The house is weird because it’s so empty now. It’s still full of other people’s debris and things my Dad cherished – things I could never cherish myself nor comprehend why he did. But as I’m cleaning out rooms and organizing, I’m trying to reimagine what the rooms would be best for. I’m also doing the same thing for myself.

For most people who are caregivers, they’ve done this for a few years, maybe fifteen for some of them. They have a clear picture of who they were and what they liked before they started caregiving. For myself, I find it ridiculous to go back to when I was 12 and discover what makes me happy. Most of the things I did when I was 12 my knees would scream in horror at now. Rollerskating, playing barefoot in the yard, playing on the swingset. All of those are fun to the point that an adult can do them but they’re not my favorite things anymore. I’m a lot older and wiser …. and rounder than I was at 12.
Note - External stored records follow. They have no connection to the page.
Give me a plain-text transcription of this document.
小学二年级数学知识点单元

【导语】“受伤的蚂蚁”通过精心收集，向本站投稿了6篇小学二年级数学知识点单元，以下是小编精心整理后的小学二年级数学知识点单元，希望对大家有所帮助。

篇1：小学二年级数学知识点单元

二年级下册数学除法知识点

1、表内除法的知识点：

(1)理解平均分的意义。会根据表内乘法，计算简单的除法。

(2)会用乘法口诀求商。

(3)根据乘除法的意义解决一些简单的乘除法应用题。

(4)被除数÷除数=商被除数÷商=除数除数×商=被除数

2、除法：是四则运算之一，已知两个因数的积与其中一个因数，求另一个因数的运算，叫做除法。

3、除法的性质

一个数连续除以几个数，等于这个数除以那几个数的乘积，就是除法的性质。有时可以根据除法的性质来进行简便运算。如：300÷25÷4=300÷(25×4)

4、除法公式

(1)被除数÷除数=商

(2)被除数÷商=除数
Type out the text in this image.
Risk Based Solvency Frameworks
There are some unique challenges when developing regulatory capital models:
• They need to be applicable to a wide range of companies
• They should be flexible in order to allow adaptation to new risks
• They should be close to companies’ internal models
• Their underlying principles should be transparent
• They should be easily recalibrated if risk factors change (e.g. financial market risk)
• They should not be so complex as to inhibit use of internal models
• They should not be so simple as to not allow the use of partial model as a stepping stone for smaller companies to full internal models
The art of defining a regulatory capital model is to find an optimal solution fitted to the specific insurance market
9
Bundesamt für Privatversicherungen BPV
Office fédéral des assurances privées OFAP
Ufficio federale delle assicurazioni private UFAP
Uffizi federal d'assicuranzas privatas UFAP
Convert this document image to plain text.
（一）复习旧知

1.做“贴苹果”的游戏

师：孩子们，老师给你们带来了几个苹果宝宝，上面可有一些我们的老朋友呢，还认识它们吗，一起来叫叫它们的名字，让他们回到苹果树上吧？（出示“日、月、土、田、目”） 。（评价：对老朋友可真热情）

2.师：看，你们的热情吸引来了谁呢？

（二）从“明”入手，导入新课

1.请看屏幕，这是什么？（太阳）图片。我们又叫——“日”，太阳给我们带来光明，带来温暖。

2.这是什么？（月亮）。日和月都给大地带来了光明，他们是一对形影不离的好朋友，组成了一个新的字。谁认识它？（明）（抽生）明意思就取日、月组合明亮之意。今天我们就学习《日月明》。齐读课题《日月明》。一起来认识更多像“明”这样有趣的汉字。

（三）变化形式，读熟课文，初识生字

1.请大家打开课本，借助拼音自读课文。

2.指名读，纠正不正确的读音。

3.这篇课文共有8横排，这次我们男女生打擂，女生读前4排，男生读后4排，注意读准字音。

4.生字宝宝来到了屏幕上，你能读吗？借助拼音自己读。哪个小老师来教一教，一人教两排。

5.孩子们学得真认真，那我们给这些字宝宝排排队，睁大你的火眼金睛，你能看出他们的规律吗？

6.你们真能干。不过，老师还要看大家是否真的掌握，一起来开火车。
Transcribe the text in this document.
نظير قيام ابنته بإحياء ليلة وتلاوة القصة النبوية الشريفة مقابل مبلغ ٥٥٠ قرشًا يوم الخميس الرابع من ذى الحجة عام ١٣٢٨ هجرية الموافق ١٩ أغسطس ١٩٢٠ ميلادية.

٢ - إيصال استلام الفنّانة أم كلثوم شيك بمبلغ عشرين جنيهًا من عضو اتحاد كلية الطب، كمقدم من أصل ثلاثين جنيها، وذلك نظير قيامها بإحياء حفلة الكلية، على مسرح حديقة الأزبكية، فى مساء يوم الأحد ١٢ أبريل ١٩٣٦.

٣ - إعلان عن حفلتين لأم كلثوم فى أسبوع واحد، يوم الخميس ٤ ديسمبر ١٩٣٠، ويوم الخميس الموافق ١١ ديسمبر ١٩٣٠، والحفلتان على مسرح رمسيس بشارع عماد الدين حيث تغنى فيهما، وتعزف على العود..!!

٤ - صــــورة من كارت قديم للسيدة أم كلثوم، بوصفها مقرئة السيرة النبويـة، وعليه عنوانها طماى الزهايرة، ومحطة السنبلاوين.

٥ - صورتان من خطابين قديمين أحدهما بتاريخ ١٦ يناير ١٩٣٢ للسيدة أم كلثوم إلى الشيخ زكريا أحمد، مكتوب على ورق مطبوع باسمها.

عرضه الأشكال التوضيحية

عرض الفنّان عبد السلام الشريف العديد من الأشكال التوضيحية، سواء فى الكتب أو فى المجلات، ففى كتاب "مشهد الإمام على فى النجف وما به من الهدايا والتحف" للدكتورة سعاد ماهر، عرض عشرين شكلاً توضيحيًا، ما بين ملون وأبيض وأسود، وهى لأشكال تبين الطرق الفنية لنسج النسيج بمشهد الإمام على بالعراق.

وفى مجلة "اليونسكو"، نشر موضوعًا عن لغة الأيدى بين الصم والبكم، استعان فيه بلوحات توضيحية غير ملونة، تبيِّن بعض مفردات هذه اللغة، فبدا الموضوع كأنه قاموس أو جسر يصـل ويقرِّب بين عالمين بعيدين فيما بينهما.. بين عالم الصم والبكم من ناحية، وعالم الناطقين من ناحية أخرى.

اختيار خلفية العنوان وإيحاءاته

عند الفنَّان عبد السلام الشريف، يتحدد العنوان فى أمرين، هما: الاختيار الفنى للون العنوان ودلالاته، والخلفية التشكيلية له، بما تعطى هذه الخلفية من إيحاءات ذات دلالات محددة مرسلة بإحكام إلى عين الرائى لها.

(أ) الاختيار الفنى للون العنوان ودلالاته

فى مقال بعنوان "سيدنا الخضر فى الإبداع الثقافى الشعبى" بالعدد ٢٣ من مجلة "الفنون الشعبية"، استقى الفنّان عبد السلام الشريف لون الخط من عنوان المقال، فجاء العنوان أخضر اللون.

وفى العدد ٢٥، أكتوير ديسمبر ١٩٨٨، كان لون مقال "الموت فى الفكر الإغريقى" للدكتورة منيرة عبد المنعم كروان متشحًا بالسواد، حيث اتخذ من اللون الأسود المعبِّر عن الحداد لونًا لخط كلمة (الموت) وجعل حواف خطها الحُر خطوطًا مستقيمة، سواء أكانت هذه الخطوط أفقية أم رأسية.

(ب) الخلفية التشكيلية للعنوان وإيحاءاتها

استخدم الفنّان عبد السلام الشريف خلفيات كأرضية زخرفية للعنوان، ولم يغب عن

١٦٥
This is a wholly new place for me. I will need to completely reinvent myself. People say, just do what you love. What if I don’t remember what that is? What if over the last 36 years I’ve completely forgotten what I love? When I was 13 my world was so tiny. I was a kid, a 7th grader, and I’d just discovered how much I liked to read. That was my world. I did some crafts here and there but most of the crafty stuff came while I was caregiving. So in truth, I almost feel like Rip van Winkle, waking up after sleeping a hundred years, and the world is so different. I’m different too, I guess, older. It’s exciting in a way but also very, very sad. My family is gone now, one by one, slipped off to the journey that I will take one day, not anytime soon, I hope. In the meantime, I have to discover what I like and what I want to do and who I want to be. In some ways, being a loner most of my life, it’s actually quite frightening. But still, I think it’s worth doing. I need to decide what I want out of my next 36 years. I need to decide what to do with myself and for myself and who I want to be.

It’s a voyage of discovery, I guess. I get to reinvent me.